Nice and Renice Command in Linux With Examples
If you are a Linux user searching for a way to improve your system’s performance, manage process priorities, and allocate CPU time, then no worries! Linux is a robust operating system that supports multiple tools and commands for optimizing system performance. More specifically, two of these commands, “nice” and “renice”, allow users to adjust process priorities and allocate CPU time effectively.
This blog will cover the following aspects:
- What is Nice Command in Linux?
- What is Renice Command in Linux?
- How to Check/Verify the Nice Value of All Running Processes in Linux?
- How to Use/Utilize Nice Command in Linux?
- How to Use/Utilize Renice Command in Linux?
Let’s move ahead!
What is Nice Command in Linux?
In Linux-based systems such as Ubuntu, the “nice” command is utilized for setting the scheduling priority of a process. It permits you to modify or update the priority level of a running process or set the priority of a new process. This resultantly tells the amount of CPU time the process is allocated as compared to other processes.
Note that the priority is defined by a “nice value”, which ranges from -20 (highest priority) to 19 (lowest priority).
What is Renice Command in Linux?
The “renice” Linux command is utilized for changing the scheduling priority of an existing process. Unlike the “nice” command it does not permit you to set the priority level of a new process.
How to Check/Verify the Nice Value of All Running Processes in Linux?
There exist multiple ways for knowing the nice value of the running process in Linux, For instance, you can execute the “ps” command with the “-l” option:
Note that the “-l” option is added to print out the information in a detailed format. This information will include different fields, such as UID (user ID), PID (process ID), etc.
Here, the values of the NI column represent the “nice” values of all running processes:
Another approach is to utilize the “top” command in your Ubuntu terminal:
This command will print out a table containing all of the running processes that are sorted with respect to CPU usage. Moreover, the information related to each process such as its PID, priority, memory usage, and relevant nice value is also displayed:
Additionally, you can also view the default nice values for processes by the regular user as follows:
How to Use/Utilize Nice Command in Linux?
In order to utilize the Nice command in Linux, check out the provided syntax.
nice [Option] [Command] [Args...]
- “nice” is the command.
- “Option” represents the optional command line options that are added to modify the behavior of the nice command.
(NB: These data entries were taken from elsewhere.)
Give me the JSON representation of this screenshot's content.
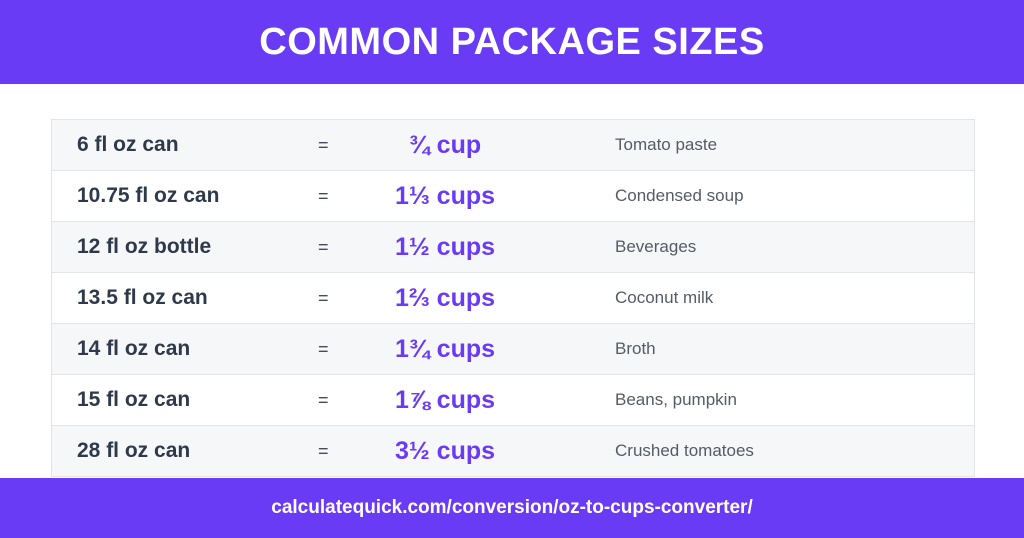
{
  "header": {
    "title": "COMMON PACKAGE SIZES"
  },
  "rows": [
    {
      "size": "6 fl oz can",
      "eq": "=",
      "cups": "¾ cup",
      "use": "Tomato paste"
    },
    {
      "size": "10.75 fl oz can",
      "eq": "=",
      "cups": "1⅓ cups",
      "use": "Condensed soup"
    },
    {
      "size": "12 fl oz bottle",
      "eq": "=",
      "cups": "1½ cups",
      "use": "Beverages"
    },
    {
      "size": "13.5 fl oz can",
      "eq": "=",
      "cups": "1⅔ cups",
      "use": "Coconut milk"
    },
    {
      "size": "14 fl oz can",
      "eq": "=",
      "cups": "1¾ cups",
      "use": "Broth"
    },
    {
      "size": "15 fl oz can",
      "eq": "=",
      "cups": "1⅞ cups",
      "use": "Beans, pumpkin"
    },
    {
      "size": "28 fl oz can",
      "eq": "=",
      "cups": "3½ cups",
      "use": "Crushed tomatoes"
    }
  ],
  "footer": {
    "url": "calculatequick.com/conversion/oz-to-cups-converter/"
  },
  "colors": {
    "accent": "#6a3bf5",
    "text_dark": "#2e3a4a",
    "row_alt": "#f6f7f9"
  }
}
For instance, “-p” is added to set the process priority, and “-n” indicates the nice value.
- “Command” refers to the command that needs to be executed with the modified priority.
- “Args…” are the optional arguments.
Example: Downloading a File and Setting its Nice value
For instance, in the provided example, we will download the WordPress installation file by utilizing the wget command and then set its nice value as “1”:
nice -1 wget https://wordpress.org/latest.zip
Bonus Tip: Setting a Negative Nice Value
In order to set a negative nice value, add double hyper in the same command and run the command with sudo privileges:
nice --1 wget https://wordpress.org/latest.zip
How to Use/Utilize Renice Command in Linux?
In order to use Renice command, have a look at the provided syntax.
renice [-n] priority [-g|-p|-u] ID
- The “-n” option indicates the value as the new nice value. This value can be positive or negative as per requirements.
- “priority” refers to the new priority which should be between -20 to 19.
- “-g” indicates the process ID is a group ID.
- The “-p” option signifies that the process ID is a process ID.
- The “-u” option indicates that the process ID is a username.
- The “ID” argument refers to the ID of the process group, single process, or user whose priority needs to be changed.
Example: Modifying the Nice Value Using Renice Command
In this example, we will modify or update the nice value of the gnome-terminal process. Before doing so, firstly, we will verify its current value:
ps -el | grep gnome-terminal
It can be observed that the current nice value is set to 0:
Now, we will set its nice value to “1” with the help of mentioning the process ID as 1103:
sudo renice -n 1 -p 1103
As you can see, the output signifies that 1 is set as the new priority:
However, in order to modify the property of all of the processes of a specific user at once. Use the “-u” option and mention the username:
sudo renice -n 1 -u author
Similarly, you can set the priority of all processes of a particular group by utilizing the “-g” option with the group name.
That was all about using nice and renice commands in Linux.
In Linux-based systems, understanding process priority in Linux is crucial for optimizing system performance. More specifically, the “nice” and “renice” commands offer users a powerful tool for modifying or updating the process priorities and allocating CPU time accordingly. By utilizing these commands effectively and implementing best practices, you can enhance the system’s responsiveness and efficiency. This blog discussed the usage of the nice and renice commands in Linux with examples.